Ela destaca a qualidade de ensino e a possibilidade de networking que encontrou na Escoop como diferenciais da instituição. As disciplinas de finanças com o professor Eduardo Zdanowicz e a disciplina de gestão humana com o professor Fernando Dewes foram as mais proveitosas para Gisela.
Resumindo a sua experiência, ela conta que “a pós-graduação foi ótima, tivemos professores excelentes e a turma teve uma sinergia ímpar. Conheci pessoas fantásticas durante o ano e mais ainda na viagem à Alemanha, que fizemos em 2014, para entender algumas práticas do sistema cooperativista daquele país”.

O futuro nas cooperativas
Gisela tem como objetivo continuar o seu trabalho para que a Piá tenha sobras e sucesso de forma perene e crescente, pois, segundo ela, desta forma o crescimento profissional é sustentável. Assim como ela, cada vez mais jovens estão encontrando nas cooperativas uma alternativa de trabalho mais humana.
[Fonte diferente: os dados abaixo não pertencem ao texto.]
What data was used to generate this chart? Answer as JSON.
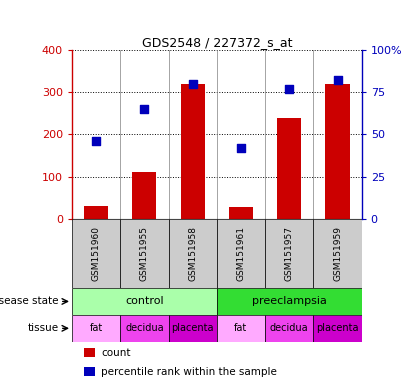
{
  "title": "GDS2548 / 227372_s_at",
  "samples": [
    "GSM151960",
    "GSM151955",
    "GSM151958",
    "GSM151961",
    "GSM151957",
    "GSM151959"
  ],
  "count_values": [
    30,
    110,
    320,
    28,
    240,
    320
  ],
  "percentile_values": [
    46,
    65,
    80,
    42,
    77,
    82
  ],
  "ylim_left": [
    0,
    400
  ],
  "ylim_right": [
    0,
    100
  ],
  "yticks_left": [
    0,
    100,
    200,
    300,
    400
  ],
  "yticks_right": [
    0,
    25,
    50,
    75,
    100
  ],
  "ytick_labels_left": [
    "0",
    "100",
    "200",
    "300",
    "400"
  ],
  "ytick_labels_right": [
    "0",
    "25",
    "50",
    "75",
    "100%"
  ],
  "disease_states": [
    {
      "label": "control",
      "span": [
        0,
        3
      ],
      "color": "#AAFFAA"
    },
    {
      "label": "preeclampsia",
      "span": [
        3,
        6
      ],
      "color": "#33DD33"
    }
  ],
  "tissues": [
    {
      "label": "fat",
      "span": [
        0,
        1
      ],
      "color": "#FFAAFF"
    },
    {
      "label": "decidua",
      "span": [
        1,
        2
      ],
      "color": "#EE44EE"
    },
    {
      "label": "placenta",
      "span": [
        2,
        3
      ],
      "color": "#CC00CC"
    },
    {
      "label": "fat",
      "span": [
        3,
        4
      ],
      "color": "#FFAAFF"
    },
    {
      "label": "decidua",
      "span": [
        4,
        5
      ],
      "color": "#EE44EE"
    },
    {
      "label": "placenta",
      "span": [
        5,
        6
      ],
      "color": "#CC00CC"
    }
  ],
  "bar_color": "#CC0000",
  "dot_color": "#0000BB",
  "bar_width": 0.5,
  "dot_size": 40,
  "grid_color": "black",
  "grid_linestyle": "dotted",
  "background_color": "#FFFFFF",
  "plot_bg_color": "#FFFFFF",
  "label_color_left": "#CC0000",
  "label_color_right": "#0000BB",
  "sample_box_color": "#CCCCCC",
  "row1_label": "disease state",
  "row2_label": "tissue",
  "legend_count_label": "count",
  "legend_pct_label": "percentile rank within the sample"
}
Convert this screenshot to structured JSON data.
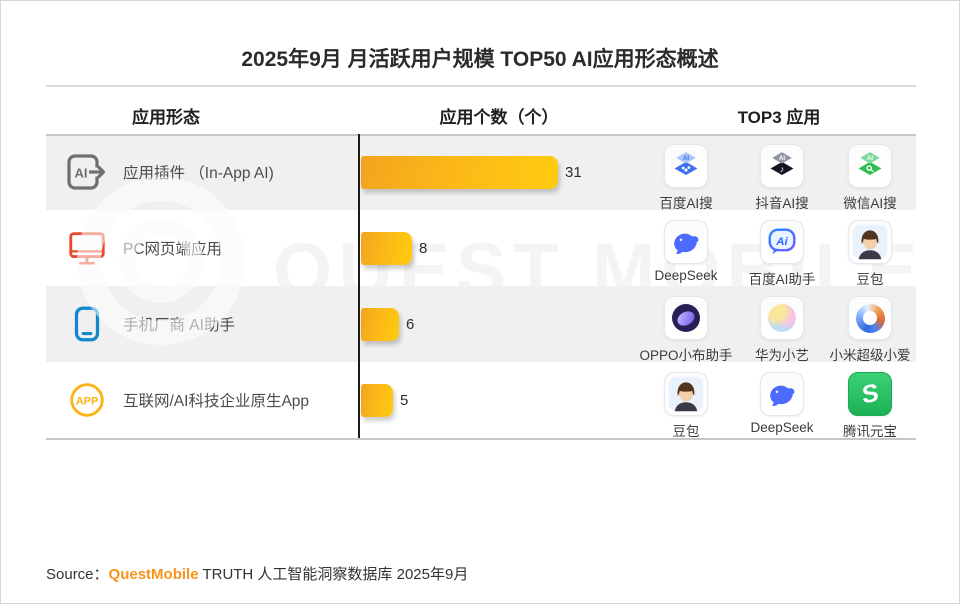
{
  "header": {
    "title": "2025年9月 月活跃用户规模 TOP50 AI应用形态概述"
  },
  "columns": {
    "form": "应用形态",
    "count": "应用个数（个）",
    "top3": "TOP3 应用"
  },
  "rows": [
    {
      "label": "应用插件 （In-App AI)",
      "icon": "in-app-ai-icon",
      "count": "31",
      "apps": [
        {
          "name": "百度AI搜",
          "icon": "baidu-ai-search-logo"
        },
        {
          "name": "抖音AI搜",
          "icon": "douyin-ai-search-logo"
        },
        {
          "name": "微信AI搜",
          "icon": "wechat-ai-search-logo"
        }
      ]
    },
    {
      "label": "PC网页端应用",
      "icon": "pc-monitor-icon",
      "count": "8",
      "apps": [
        {
          "name": "DeepSeek",
          "icon": "deepseek-whale-logo"
        },
        {
          "name": "百度AI助手",
          "icon": "baidu-ai-assistant-logo"
        },
        {
          "name": "豆包",
          "icon": "doubao-avatar-logo"
        }
      ]
    },
    {
      "label": "手机厂商 AI助手",
      "icon": "smartphone-icon",
      "count": "6",
      "apps": [
        {
          "name": "OPPO小布助手",
          "icon": "oppo-xiaobu-logo"
        },
        {
          "name": "华为小艺",
          "icon": "huawei-xiaoyi-logo"
        },
        {
          "name": "小米超级小爱",
          "icon": "xiaomi-xiaoai-logo"
        }
      ]
    },
    {
      "label": "互联网/AI科技企业原生App",
      "icon": "app-circle-icon",
      "count": "5",
      "apps": [
        {
          "name": "豆包",
          "icon": "doubao-avatar-logo"
        },
        {
          "name": "DeepSeek",
          "icon": "deepseek-whale-logo"
        },
        {
          "name": "腾讯元宝",
          "icon": "tencent-yuanbao-logo"
        }
      ]
    }
  ],
  "chart_data": {
    "type": "bar",
    "orientation": "horizontal",
    "title": "2025年9月 月活跃用户规模 TOP50 AI应用形态概述",
    "categories": [
      "应用插件 （In-App AI)",
      "PC网页端应用",
      "手机厂商 AI助手",
      "互联网/AI科技企业原生App"
    ],
    "values": [
      31,
      8,
      6,
      5
    ],
    "value_axis_label": "应用个数（个）",
    "xlim": [
      0,
      35
    ],
    "grid": false,
    "bar_gradient": [
      "#F2A41E",
      "#FFCB10"
    ],
    "top3_apps": [
      [
        "百度AI搜",
        "抖音AI搜",
        "微信AI搜"
      ],
      [
        "DeepSeek",
        "百度AI助手",
        "豆包"
      ],
      [
        "OPPO小布助手",
        "华为小艺",
        "小米超级小爱"
      ],
      [
        "豆包",
        "DeepSeek",
        "腾讯元宝"
      ]
    ]
  },
  "watermark": {
    "text": "QUEST MOBILE"
  },
  "source": {
    "prefix": "Source：",
    "brand": "QuestMobile",
    "rest": " TRUTH 人工智能洞察数据库 2025年9月"
  },
  "colors": {
    "bar_start": "#F2A41E",
    "bar_end": "#FFCB10",
    "axis": "#1C1C1C",
    "row_alt_bg": "#F0F0F0",
    "accent_orange": "#F7941D",
    "icon_gray": "#6F6F6F",
    "icon_red": "#E64B2C",
    "icon_blue": "#1287CE",
    "icon_yellow": "#FBB415"
  }
}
“No momento que a gente entende o que é uma cooperativa, as ambições de trabalhar para multinacionais onde nem sabemos quem são os donos, de tão pulverizada que é a estrutura, se vão”, salienta. O desenvolvimento econômico e social de cada região é fortemente influenciado pela ação das cooperativas locais. Para ela, saber disso é apaixonante: “desta forma podemos fazer um mundo melhor”.